Saturday

Jack Hammer


0800, Friday, May 15, 2014

Woke to moderate N winds, cool temp. Pleasant morning in Swansboro.

Changed engine oil. This time no screw ups. New oil went where it was supposed to. On the way to discard old oil, had the good fortune to run into Dave Owen, the chef at the Saltwater Grill. He had heard that some country boy who played a hot blues harmonica was raving about the she crab soup. That would be me. He wrote down the recipe and gave it to me. Very gracious.

Our Piggly Wiggly ride, the other Dave, was a no show, so we left at 1200 at dead low tide. Touched bottom in the slip and had to drive out.
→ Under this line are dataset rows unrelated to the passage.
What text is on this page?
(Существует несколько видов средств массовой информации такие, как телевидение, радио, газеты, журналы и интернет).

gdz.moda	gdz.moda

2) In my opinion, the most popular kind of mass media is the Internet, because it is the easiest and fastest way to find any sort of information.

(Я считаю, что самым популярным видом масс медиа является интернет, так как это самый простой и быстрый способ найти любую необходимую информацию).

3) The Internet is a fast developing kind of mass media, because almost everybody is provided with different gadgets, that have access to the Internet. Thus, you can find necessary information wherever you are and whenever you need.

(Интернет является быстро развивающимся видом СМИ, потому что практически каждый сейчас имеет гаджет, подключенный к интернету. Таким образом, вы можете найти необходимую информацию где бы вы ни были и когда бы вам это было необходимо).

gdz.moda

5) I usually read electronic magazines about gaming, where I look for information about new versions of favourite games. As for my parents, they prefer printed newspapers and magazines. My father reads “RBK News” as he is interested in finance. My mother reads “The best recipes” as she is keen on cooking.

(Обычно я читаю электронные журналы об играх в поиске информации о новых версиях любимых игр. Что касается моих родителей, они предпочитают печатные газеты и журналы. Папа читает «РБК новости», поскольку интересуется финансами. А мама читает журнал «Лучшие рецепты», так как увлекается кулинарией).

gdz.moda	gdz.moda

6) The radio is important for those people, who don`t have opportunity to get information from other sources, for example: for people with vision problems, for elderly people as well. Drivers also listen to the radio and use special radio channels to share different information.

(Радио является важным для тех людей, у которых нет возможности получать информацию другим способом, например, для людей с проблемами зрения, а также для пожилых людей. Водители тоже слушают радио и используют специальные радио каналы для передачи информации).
Passed into and through Bogue Sound, a broad but shallow water body, with a gentle N breeze, partly cloudy skies. Bogue Sound is separated by a sparsely developed narrow strip of dune lands from the Atlantic Ocean.

Continued past Hoop Pole Woods to the east, and finally Morehead City to the west and into a deep harbor with the state port terminal to our port, with a very large vessel parked there. The harbor was filled with tug boats, barges coming and going, and lots of powers boats buzzing about.
 
 
 
 
Barge Bearing Down
 
To the east is Beaufort, NC (not to be confused with Beaufort, SC) and the class A Beaufort Inlet. We turned north away from the Inlet and reentered the ICW, passing into and crossing the Newport River and then entered the Adams Creek Canal and finally Adams Creek where we anchored at ICW mile 187 after a forty-one mile run.
Shrimp boat just to the east.

Near sundown. Grilling chicken. Watching turns and laughing gulls flying by. A frog chorus strikes up just at sundown and a woodpecker begins some intense drumming nearby. My good friend Mike Iwanik would know which woodpecker it is.
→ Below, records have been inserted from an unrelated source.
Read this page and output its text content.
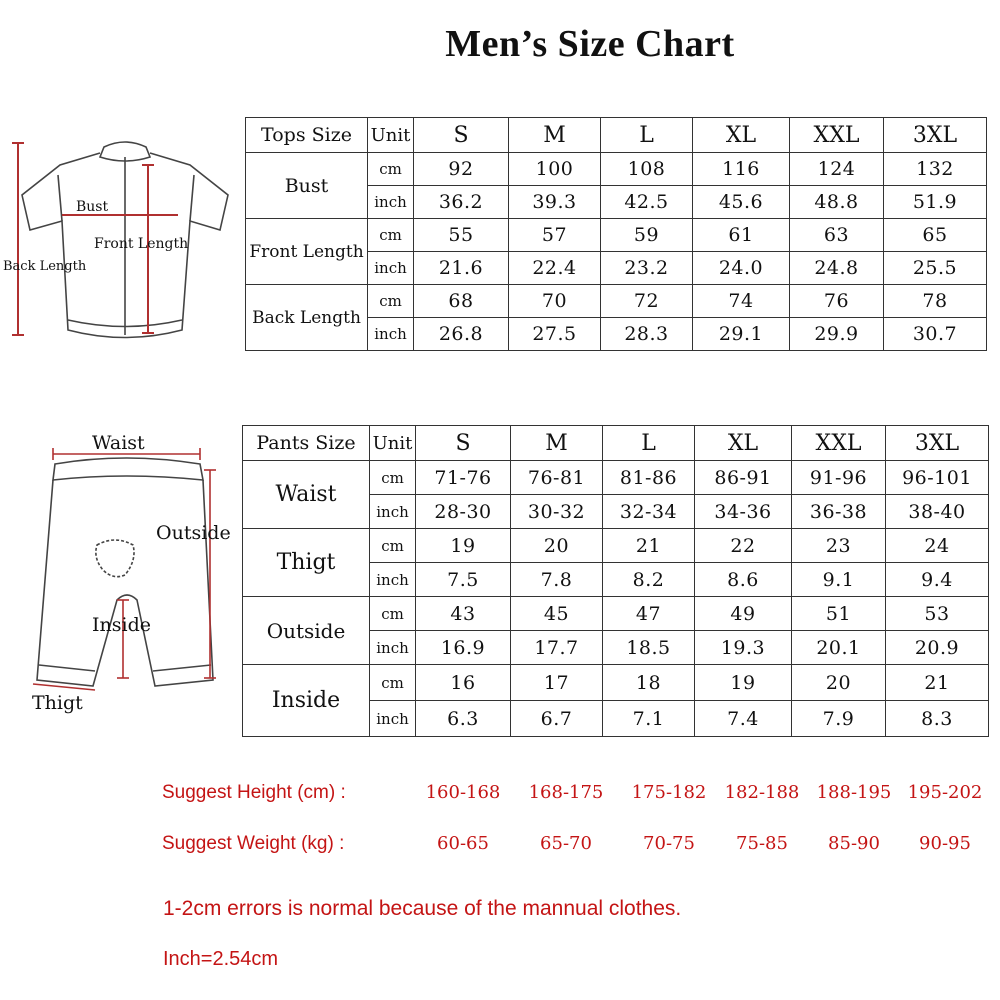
Men’s Size Chart
Bust
Front Length
Back Length
Waist
Outside
Inside
Thigt
Tops Size	Unit	S	M	L	XL	XXL	3XL
Bust	cm	92	100	108	116	124	132
	inch	36.2	39.3	42.5	45.6	48.8	51.9
Front Length	cm	55	57	59	61	63	65
	inch	21.6	22.4	23.2	24.0	24.8	25.5
Back Length	cm	68	70	72	74	76	78
	inch	26.8	27.5	28.3	29.1	29.9	30.7
Pants Size	Unit	S	M	L	XL	XXL	3XL
Waist	cm	71-76	76-81	81-86	86-91	91-96	96-101
	inch	28-30	30-32	32-34	34-36	36-38	38-40
Thigt	cm	19	20	21	22	23	24
	inch	7.5	7.8	8.2	8.6	9.1	9.4
Outside	cm	43	45	47	49	51	53
	inch	16.9	17.7	18.5	19.3	20.1	20.9
Inside	cm	16	17	18	19	20	21
	inch	6.3	6.7	7.1	7.4	7.9	8.3
Suggest Height (cm) :	160-168	168-175	175-182	182-188 188-195 195-202
Suggest Weight (kg) :	60-65	65-70	70-75	75-85	85-90	90-95
1-2cm errors is normal because of the mannual clothes.
Inch=2.54cm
Coincidentally I just read a true story about a Mr. Jack Hammer, a mechanical engineer who grew up in rural Missouri listening to woodpeckers drum and actually got the idea for and eventually designed and produced the “jack hammer” that we all hear occasionally around construction sites. Mr. Hammer recorded woodpeckers drumming and determined the drumming frequency for various woodpecker species and decided to set his jack hammer at a similar frequency because he figured if it was good enough for woody woodpecker it was good enough for Jack Hammer. The decided that he had discovered a universal constant of some sort.

Emily thinks that actually the woodpeckers got the drumming idea from Jack Hammer. So much for the theory of evolution.

Tomorrow, onward to Oriental and then Belhaven, NC.

Sweet Dreams.  

1 comment:

  1. Any chance of sharing sharing she crab soup recipe? Missing y'all on Sherwood! Nancy K.